Multipole order and global/site symmetry in the hidden order phase of URu2Si2

TL;DR

This paper uses group theory and first-principles calculations to analyze high-rank multipole orderings in URu2Si2, aiming to identify the primary order parameter behind its mysterious hidden order phase.

Contribution

It applies Shubnikov group theory to classify multipole ordered states and elucidates how certain antiferroic multipole orders can conceal the primary order parameter.

Findings

High-symmetry charge distribution preserves the primary order.

Explicit classification of low-rank multipoles relevant to experiments.

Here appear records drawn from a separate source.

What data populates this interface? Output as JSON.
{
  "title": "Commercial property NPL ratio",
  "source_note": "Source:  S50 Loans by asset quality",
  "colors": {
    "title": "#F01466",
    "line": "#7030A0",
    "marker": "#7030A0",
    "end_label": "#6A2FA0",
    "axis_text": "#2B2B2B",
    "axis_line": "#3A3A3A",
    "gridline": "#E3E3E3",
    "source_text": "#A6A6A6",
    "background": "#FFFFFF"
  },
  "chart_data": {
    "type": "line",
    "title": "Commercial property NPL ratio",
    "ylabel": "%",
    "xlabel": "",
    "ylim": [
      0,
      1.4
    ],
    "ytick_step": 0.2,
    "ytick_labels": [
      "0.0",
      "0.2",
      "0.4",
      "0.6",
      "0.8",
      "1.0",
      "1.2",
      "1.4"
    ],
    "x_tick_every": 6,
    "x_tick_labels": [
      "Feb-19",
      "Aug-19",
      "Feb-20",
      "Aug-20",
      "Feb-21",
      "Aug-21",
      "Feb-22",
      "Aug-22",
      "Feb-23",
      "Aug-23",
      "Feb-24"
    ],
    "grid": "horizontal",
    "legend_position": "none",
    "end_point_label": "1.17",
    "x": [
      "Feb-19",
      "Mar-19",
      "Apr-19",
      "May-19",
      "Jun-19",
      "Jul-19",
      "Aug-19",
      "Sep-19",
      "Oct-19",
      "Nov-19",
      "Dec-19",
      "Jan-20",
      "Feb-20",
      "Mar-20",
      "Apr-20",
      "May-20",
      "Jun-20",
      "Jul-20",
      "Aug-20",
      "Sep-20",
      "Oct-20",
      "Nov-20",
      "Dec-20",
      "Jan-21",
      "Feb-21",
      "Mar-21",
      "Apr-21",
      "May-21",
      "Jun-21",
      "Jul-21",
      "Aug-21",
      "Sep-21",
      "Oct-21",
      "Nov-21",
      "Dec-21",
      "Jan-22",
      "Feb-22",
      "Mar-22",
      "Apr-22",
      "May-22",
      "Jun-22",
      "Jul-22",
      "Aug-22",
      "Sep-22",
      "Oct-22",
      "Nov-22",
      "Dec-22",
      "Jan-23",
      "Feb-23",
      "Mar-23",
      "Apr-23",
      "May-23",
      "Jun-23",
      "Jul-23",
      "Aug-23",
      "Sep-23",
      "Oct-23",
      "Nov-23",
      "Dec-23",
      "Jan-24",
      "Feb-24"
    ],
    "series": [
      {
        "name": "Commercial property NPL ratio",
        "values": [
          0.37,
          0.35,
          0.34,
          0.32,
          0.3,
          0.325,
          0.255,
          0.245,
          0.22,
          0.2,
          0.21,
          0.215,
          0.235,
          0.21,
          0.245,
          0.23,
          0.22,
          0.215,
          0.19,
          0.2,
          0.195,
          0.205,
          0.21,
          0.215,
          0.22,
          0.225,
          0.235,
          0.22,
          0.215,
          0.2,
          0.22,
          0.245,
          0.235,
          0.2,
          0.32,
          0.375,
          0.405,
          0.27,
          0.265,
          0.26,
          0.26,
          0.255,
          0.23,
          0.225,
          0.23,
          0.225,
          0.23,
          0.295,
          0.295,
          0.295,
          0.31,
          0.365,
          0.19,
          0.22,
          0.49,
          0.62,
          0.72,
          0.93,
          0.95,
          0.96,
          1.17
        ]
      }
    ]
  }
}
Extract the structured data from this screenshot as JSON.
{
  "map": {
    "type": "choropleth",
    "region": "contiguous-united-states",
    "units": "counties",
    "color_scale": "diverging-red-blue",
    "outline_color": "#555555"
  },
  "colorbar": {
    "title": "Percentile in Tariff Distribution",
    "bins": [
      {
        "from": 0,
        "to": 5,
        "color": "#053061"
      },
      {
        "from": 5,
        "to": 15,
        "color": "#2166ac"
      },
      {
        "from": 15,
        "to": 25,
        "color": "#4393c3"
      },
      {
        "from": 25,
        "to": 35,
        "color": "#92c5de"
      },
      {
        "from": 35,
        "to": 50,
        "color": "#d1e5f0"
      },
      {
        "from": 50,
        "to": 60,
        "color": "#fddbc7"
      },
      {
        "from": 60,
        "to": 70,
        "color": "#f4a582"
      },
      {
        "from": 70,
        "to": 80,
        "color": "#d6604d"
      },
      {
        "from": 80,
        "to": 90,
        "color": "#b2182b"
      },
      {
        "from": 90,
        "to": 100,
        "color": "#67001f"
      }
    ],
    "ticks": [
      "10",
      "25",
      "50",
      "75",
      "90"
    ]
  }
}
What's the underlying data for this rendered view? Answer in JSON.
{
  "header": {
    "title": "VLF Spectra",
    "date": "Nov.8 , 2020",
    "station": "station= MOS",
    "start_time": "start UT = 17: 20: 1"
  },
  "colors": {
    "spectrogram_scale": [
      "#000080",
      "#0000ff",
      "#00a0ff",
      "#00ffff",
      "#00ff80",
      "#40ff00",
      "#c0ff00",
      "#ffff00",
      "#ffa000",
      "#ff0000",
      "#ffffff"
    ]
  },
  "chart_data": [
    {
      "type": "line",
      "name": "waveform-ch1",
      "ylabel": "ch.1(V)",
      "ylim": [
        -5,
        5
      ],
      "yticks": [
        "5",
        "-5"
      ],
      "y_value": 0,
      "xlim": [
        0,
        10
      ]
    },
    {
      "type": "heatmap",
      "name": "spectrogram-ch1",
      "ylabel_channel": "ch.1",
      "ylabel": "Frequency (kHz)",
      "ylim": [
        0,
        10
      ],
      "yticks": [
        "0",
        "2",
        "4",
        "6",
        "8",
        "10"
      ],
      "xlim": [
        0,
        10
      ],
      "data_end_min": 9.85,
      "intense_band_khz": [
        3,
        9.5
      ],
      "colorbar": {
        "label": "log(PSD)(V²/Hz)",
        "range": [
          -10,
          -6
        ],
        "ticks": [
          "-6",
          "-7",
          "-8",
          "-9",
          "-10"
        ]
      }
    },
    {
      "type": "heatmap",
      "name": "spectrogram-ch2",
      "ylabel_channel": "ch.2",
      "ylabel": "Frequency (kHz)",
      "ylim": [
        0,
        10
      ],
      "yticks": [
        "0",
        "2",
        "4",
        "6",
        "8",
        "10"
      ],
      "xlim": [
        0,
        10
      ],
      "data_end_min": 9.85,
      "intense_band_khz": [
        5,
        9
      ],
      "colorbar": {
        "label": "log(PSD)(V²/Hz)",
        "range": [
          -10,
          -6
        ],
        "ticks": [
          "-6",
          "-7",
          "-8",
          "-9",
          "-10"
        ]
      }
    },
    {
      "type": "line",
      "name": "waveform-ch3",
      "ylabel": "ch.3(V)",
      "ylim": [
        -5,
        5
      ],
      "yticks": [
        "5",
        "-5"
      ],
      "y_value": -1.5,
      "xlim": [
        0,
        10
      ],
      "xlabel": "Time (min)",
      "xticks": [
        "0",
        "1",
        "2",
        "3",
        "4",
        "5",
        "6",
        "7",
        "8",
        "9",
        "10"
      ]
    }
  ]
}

Antiferroic magnetic multipole orderings are plausible hidden order candidates.

Abstract

On the basis of group theory and the first-principles calculations, we investigate high-rank multipole orderings in URu2Si2, which have been proposed as a genuine primary order parameter in the hidden order phase below 17.5K. We apply Shubnikov group theory to the multipole ordered states characterized by the wave vector Q = (0, 0, 1) and specify the global/site symmetry and the secondary order parameters, such as induced dipole moments and change in charge distribution. We find that such antiferroic magnetic multipole orderings have particularly advantageous to conceal the primary order parameter due to preserving high symmetry in charge distribution. Experimental observations of the inherent low-rank multipoles, which are explicitly classified in this paper, will be key pieces to understand the puzzling hidden order phase.